Reaction of (bromoacetamido)nucleoside affinity labels with ribonuclease A: evidence for steric control of reaction specificity and alkylation rate

Abstract

Four new bromoacetamido pyrimidine nucleosides have been synthesized and are affinity labels for the active site of bovine pancreatic ribonuclease A (RNAse A). All bind reversibly to the enzyme and react covalently with it, resulting in inactivation. The binding constants Kb and the first-order decomposition rate constants K3 have been determined for each derivative.

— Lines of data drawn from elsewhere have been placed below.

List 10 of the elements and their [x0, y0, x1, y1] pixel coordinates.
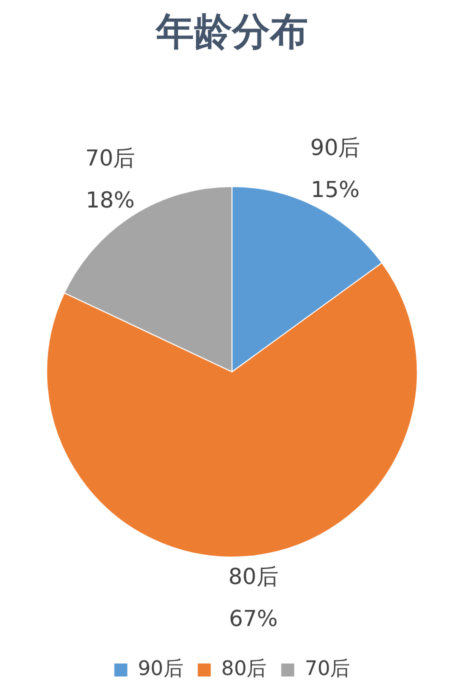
slice-label: 70后 — [85, 146, 136, 172]
data-label: 18% — [86, 188, 135, 214]
slice-label: 90后 — [310, 136, 360, 161]
legend-label: 90后 — [138, 656, 184, 680]
data-label: 67% — [228, 606, 278, 632]
legend-label: 80后 — [221, 656, 267, 680]
slice-label: 80后 — [228, 564, 278, 590]
data-label: 15% — [310, 178, 360, 203]
chart-title: 年龄分布 — [155, 10, 308, 54]
legend-label: 70后 — [304, 656, 350, 680]
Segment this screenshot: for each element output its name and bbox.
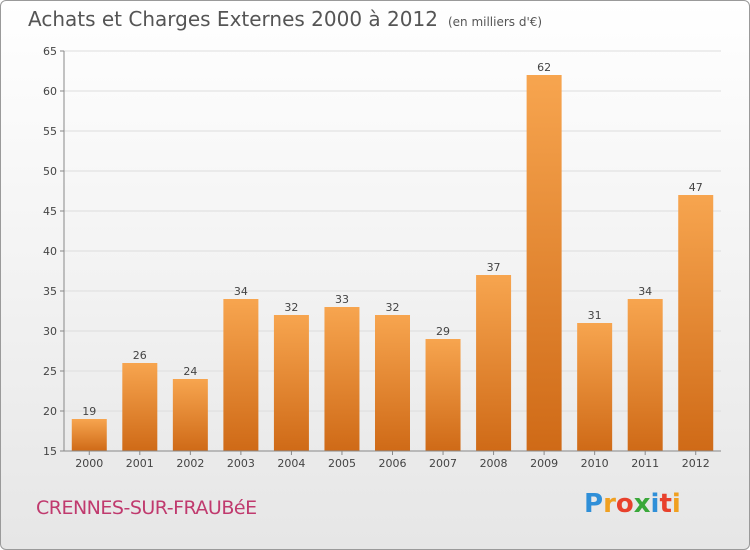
logo-letter: r xyxy=(603,489,616,519)
x-tick-label: 2009 xyxy=(530,457,558,470)
y-tick-label: 50 xyxy=(43,165,57,178)
bar-2001 xyxy=(122,363,158,451)
y-tick-label: 65 xyxy=(43,45,57,58)
bar-2003 xyxy=(223,299,259,451)
y-tick-label: 15 xyxy=(43,445,57,458)
logo-letter: P xyxy=(584,489,604,519)
y-axis: 15 20 25 30 35 40 45 50 55 60 65 xyxy=(43,45,65,458)
x-axis: 2000 2001 2002 2003 2004 2005 2006 2007 2008 2009… xyxy=(64,450,721,470)
bar-value-label: 29 xyxy=(436,325,450,338)
y-tick-label: 55 xyxy=(43,125,57,138)
bar-value-label: 62 xyxy=(537,61,551,74)
x-tick-label: 2000 xyxy=(75,457,103,470)
bar-2006 xyxy=(375,315,410,451)
bars: 19 26 24 34 32 33 32 29 37 62 31 34 47 xyxy=(71,61,714,451)
bar-2002 xyxy=(172,379,208,451)
bar-2009 xyxy=(526,75,562,451)
x-tick-label: 2006 xyxy=(379,457,407,470)
bar-value-label: 34 xyxy=(234,285,248,298)
x-tick-label: 2003 xyxy=(227,457,255,470)
commune-name: CRENNES-SUR-FRAUBéE xyxy=(36,497,257,519)
y-tick-label: 40 xyxy=(43,245,57,258)
x-tick-label: 2001 xyxy=(126,457,154,470)
y-tick-label: 20 xyxy=(43,405,57,418)
bar-value-label: 31 xyxy=(588,309,602,322)
bar-value-label: 33 xyxy=(335,293,349,306)
bar-value-label: 26 xyxy=(133,349,147,362)
bar-2000 xyxy=(71,419,107,451)
bar-value-label: 34 xyxy=(638,285,652,298)
x-tick-label: 2007 xyxy=(429,457,457,470)
bar-value-label: 37 xyxy=(487,261,501,274)
logo-letter: t xyxy=(659,489,672,519)
x-tick-label: 2008 xyxy=(480,457,508,470)
y-tick-label: 30 xyxy=(43,325,57,338)
bar-2004 xyxy=(273,315,309,451)
bar-2012 xyxy=(678,195,714,451)
y-tick-label: 25 xyxy=(43,365,57,378)
logo-letter: o xyxy=(615,489,634,519)
x-tick-label: 2005 xyxy=(328,457,356,470)
y-tick-label: 35 xyxy=(43,285,57,298)
y-tick-label: 60 xyxy=(43,85,57,98)
chart-title: Achats et Charges Externes 2000 à 2012 (e… xyxy=(28,7,542,31)
bar-value-label: 47 xyxy=(689,181,703,194)
bar-value-label: 32 xyxy=(284,301,298,314)
x-tick-label: 2004 xyxy=(277,457,305,470)
bar-2011 xyxy=(627,299,663,451)
title-unit: (en milliers d'€) xyxy=(447,15,543,29)
bar-2007 xyxy=(425,339,461,451)
logo-letter: x xyxy=(633,489,651,519)
bar-value-label: 19 xyxy=(82,405,96,418)
logo-letter: i xyxy=(671,489,681,519)
bar-2010 xyxy=(577,323,613,451)
logo-letter: i xyxy=(650,489,660,519)
x-tick-label: 2010 xyxy=(581,457,609,470)
bar-2008 xyxy=(476,275,512,451)
title-text: Achats et Charges Externes 2000 à 2012 xyxy=(28,7,438,31)
bar-value-label: 24 xyxy=(183,365,197,378)
bar-2005 xyxy=(324,307,360,451)
y-tick-label: 45 xyxy=(43,205,57,218)
bar-value-label: 32 xyxy=(386,301,400,314)
proxiti-logo: Proxiti xyxy=(584,489,681,519)
x-tick-label: 2011 xyxy=(631,457,659,470)
x-tick-label: 2012 xyxy=(682,457,710,470)
x-tick-label: 2002 xyxy=(176,457,204,470)
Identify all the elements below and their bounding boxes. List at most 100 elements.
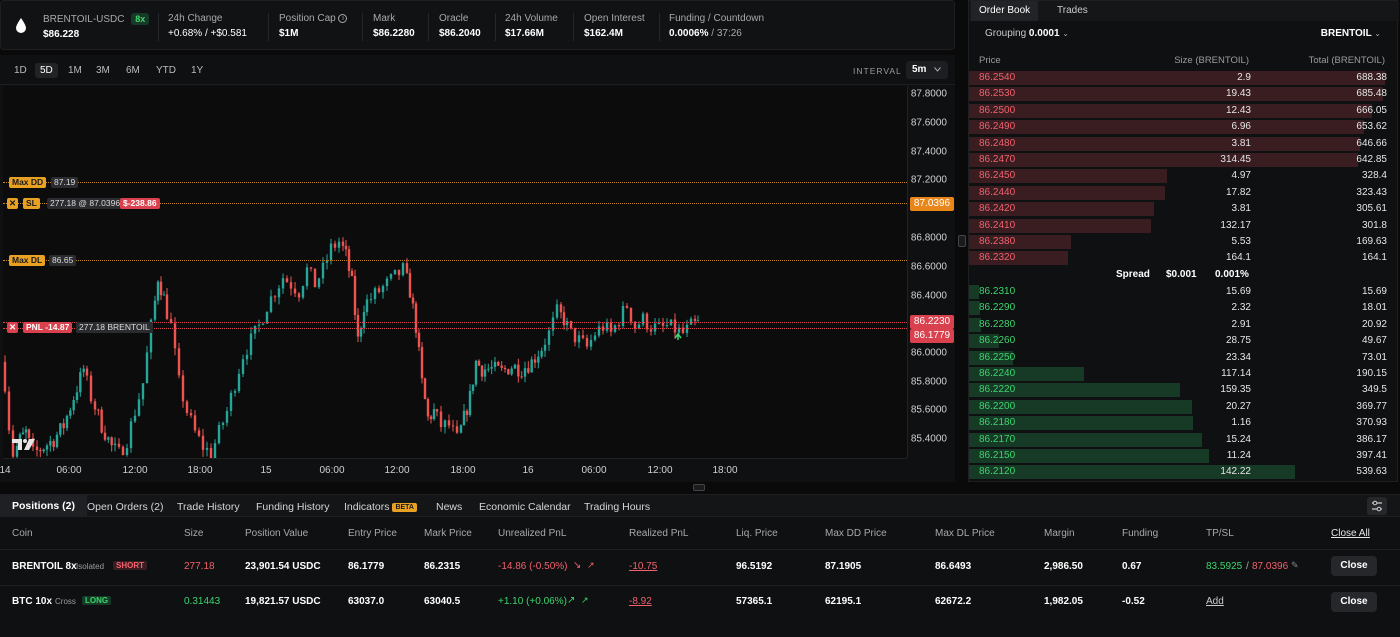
tab-trades[interactable]: Trades [1057,5,1088,16]
divider [573,13,574,41]
book-size: 4.97 [1231,170,1251,182]
bid-row[interactable]: 86.2120 142.22 539.63 [969,464,1399,480]
leverage-badge: 8x [131,13,150,25]
position-coin[interactable]: BRENTOIL 8x [12,561,77,572]
time-axis[interactable]: 14 06:00 12:00 18:00 15 06:00 12:00 18:0… [0,458,907,482]
ask-row[interactable]: 86.2420 3.81 305.61 [969,201,1399,217]
price-chart-panel: 1D 5D 1M 3M 6M YTD 1Y INTERVAL 5m Max DD… [0,55,955,482]
ask-row[interactable]: 86.2530 19.43 685.48 [969,86,1399,102]
bid-row[interactable]: 86.2290 2.32 18.01 [969,300,1399,316]
interval-select[interactable]: 5m [906,61,948,79]
depth-bar [969,251,1068,266]
book-size: 3.81 [1231,137,1251,149]
timeframe-3m[interactable]: 3M [96,65,110,76]
settings-icon[interactable] [1367,497,1387,515]
share-icon[interactable]: ↗ [581,595,589,605]
candle-body [633,321,637,329]
timeframe-1m[interactable]: 1M [68,65,82,76]
ask-row[interactable]: 86.2490 6.96 653.62 [969,119,1399,135]
tradingview-logo-icon [12,439,35,450]
bid-row[interactable]: 86.2260 28.75 49.67 [969,333,1399,349]
tab-indicators[interactable]: Indicators BETA [344,501,417,513]
close-position-icon[interactable]: ✕ [7,322,19,333]
tab-trade-history[interactable]: Trade History [177,501,240,513]
candle-body [317,278,321,288]
ask-row[interactable]: 86.2480 3.81 646.66 [969,136,1399,152]
timeframe-5d[interactable]: 5D [35,63,58,78]
close-position-button[interactable]: Close [1331,556,1377,576]
divider [0,549,1400,550]
depth-bar [969,218,1152,233]
close-position-button[interactable]: Close [1331,592,1377,612]
position-coin[interactable]: BTC 10x [12,596,53,607]
timeframe-6m[interactable]: 6M [126,65,140,76]
candle-body [149,319,153,353]
add-tpsl-link[interactable]: Add [1206,596,1224,607]
tab-funding-history[interactable]: Funding History [256,501,330,513]
tab-positions[interactable]: Positions (2) [0,495,88,517]
tab-trading-hours[interactable]: Trading Hours [584,501,651,513]
candle-body [141,383,145,400]
price-tick: 86.0000 [910,347,947,359]
tab-open-orders[interactable]: Open Orders (2) [87,501,164,513]
entry-price-line [3,328,907,329]
ask-row[interactable]: 86.2320 164.1 164.1 [969,250,1399,266]
timeframe-1y[interactable]: 1Y [191,65,204,76]
position-row[interactable]: BRENTOIL 8x Isolated SHORT 277.18 23,901… [0,550,1400,585]
ask-row[interactable]: 86.2470 314.45 642.85 [969,152,1399,168]
realized-pnl[interactable]: -8.92 [629,596,652,607]
bid-row[interactable]: 86.2200 20.27 369.77 [969,399,1399,415]
close-all-button[interactable]: Close All [1331,528,1370,539]
realized-pnl[interactable]: -10.75 [629,561,658,572]
stat-value: +0.68% / +$0.581 [168,28,247,39]
candle-body [72,400,75,411]
horizontal-resize-handle[interactable] [693,484,705,491]
ask-row[interactable]: 86.2500 12.43 666.05 [969,103,1399,119]
remove-sl-icon[interactable]: ✕ [7,198,19,209]
ask-row[interactable]: 86.2440 17.82 323.43 [969,185,1399,201]
position-row[interactable]: BTC 10x Cross LONG 0.31443 19,821.57 USD… [0,586,1400,621]
vertical-resize-handle[interactable] [958,235,966,247]
candle-body [609,322,613,332]
position-size: 277.18 [184,561,215,572]
tab-order-book[interactable]: Order Book [971,1,1039,21]
timeframe-ytd[interactable]: YTD [156,65,176,76]
ask-row[interactable]: 86.2380 5.53 169.63 [969,234,1399,250]
ask-row[interactable]: 86.2450 4.97 328.4 [969,168,1399,184]
edit-icon[interactable]: ✎ [1291,560,1299,570]
candlestick-plot[interactable]: Max DD 87.19 ✕ SL 277.18 @ 87.0396 $-238… [3,86,907,458]
depth-bar [969,317,982,332]
symbol-select[interactable]: BRENTOIL ⌄ [1321,28,1381,39]
price-axis[interactable]: 87.8000 87.6000 87.4000 87.2000 86.8000 … [907,86,955,458]
bid-row[interactable]: 86.2150 11.24 397.41 [969,448,1399,464]
candle-body [459,425,463,433]
tab-news[interactable]: News [436,501,463,513]
tab-economic-calendar[interactable]: Economic Calendar [479,501,571,513]
bid-row[interactable]: 86.2280 2.91 20.92 [969,317,1399,333]
pair-selector[interactable]: BRENTOIL-USDC 8x $86.228 [43,13,150,42]
grouping-select[interactable]: Grouping 0.0001 ⌄ [985,28,1069,39]
candle-body [24,429,28,433]
sl-tag[interactable]: SL [23,198,40,209]
book-total: 397.41 [1356,450,1387,461]
ask-row[interactable]: 86.2410 132.17 301.8 [969,218,1399,234]
bid-row[interactable]: 86.2240 117.14 190.15 [969,366,1399,382]
book-size: 23.34 [1225,351,1251,363]
tp-price[interactable]: 83.5925 [1206,561,1243,572]
bid-row[interactable]: 86.2220 159.35 349.5 [969,382,1399,398]
bid-row[interactable]: 86.2250 23.34 73.01 [969,350,1399,366]
col-position-value: Position Value [245,528,309,539]
bid-row[interactable]: 86.2180 1.16 370.93 [969,415,1399,431]
share-icon[interactable]: ↗ [587,560,595,570]
book-price: 86.2470 [979,154,1016,165]
bid-row[interactable]: 86.2170 15.24 386.17 [969,432,1399,448]
sl-price[interactable]: 87.0396 [1252,561,1289,572]
candlestick-series [3,237,700,458]
info-icon[interactable]: i [338,13,348,23]
bid-row[interactable]: 86.2310 15.69 15.69 [969,284,1399,300]
book-size: 11.24 [1226,450,1251,461]
candle-body [265,311,269,324]
book-size: 19.43 [1225,88,1251,100]
timeframe-1d[interactable]: 1D [14,65,27,76]
ask-row[interactable]: 86.2540 2.9 688.38 [969,70,1399,86]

They are the following: 3''-(bromoacetamido)-3''-deoxyuridine, Kb = 0.062 M, k3 = 3.3 .times. 10-4 s-1; 2''-(bromoacetamido)-2''-deoxyxylofuranosyluracil, Kb = 0.18 M, k3 = 1700 .times. 10-4 s-1; 3''-(bromoacetamido)-3''-deoxyarabinofuranosyluracil, Kb = 0.038 M, k3 = 6.6 .times. 10-4 s-1; and 3''-(bromoacetamido)-3''-deoxythymidine, Kb = 0.094 M, k3 = 2.7 .times. 10-4 s-1. 3''-(Bromoacetamido)-3''-deoxyuridine reacts exclusively with the histidine-119 residue, giving 70% of a monoalkylated product substituted at N-1, 14% of a monoalkylated derivative substituted at N-3, and 16% of a dialkylated species substituted at both N-1 and N-3. Both 2''-(brooacetamido)-2''-deoxyxylofuranosyluracil and 3''-(bromoacetamido)-3''-deoxyarabinofuranosyluracil react with absolute specificity at N-3 of the histidine-12 residue. 3''-(Bromoacetamido)-3''-deoxythymidine alkylates histidines-12 and -119. The major product formed in 57% yield is substituted at N-3 of histidine-12. A monoalkylated derivative, 8% yield, is substituted at N-1 of histidine-119. A disubstituted species is formed in 14% yield and is alkylated at both N-3 of histidine-12 and N-1 of histidine-119. A specific interaction of the "down" 2''-OH group, unique to 3''-(bromoacetamido)-3''-deoxyuridine, serves to orient the 3''-bromoacetamido residue close to the imidazole ring of histidine-119. The 2''-OH group of 3'',5''-dinucleoside phosphate substrates may serve a similar role in the catalytic mechanism, allowing histidine-119 to protonate the leaving group in the transphosphorylation step. (Bromoacetamido)nucleosides are bound in the active site of RNase A in a variety of distinct conformations which are responsible for the different specificities and alkylation rates.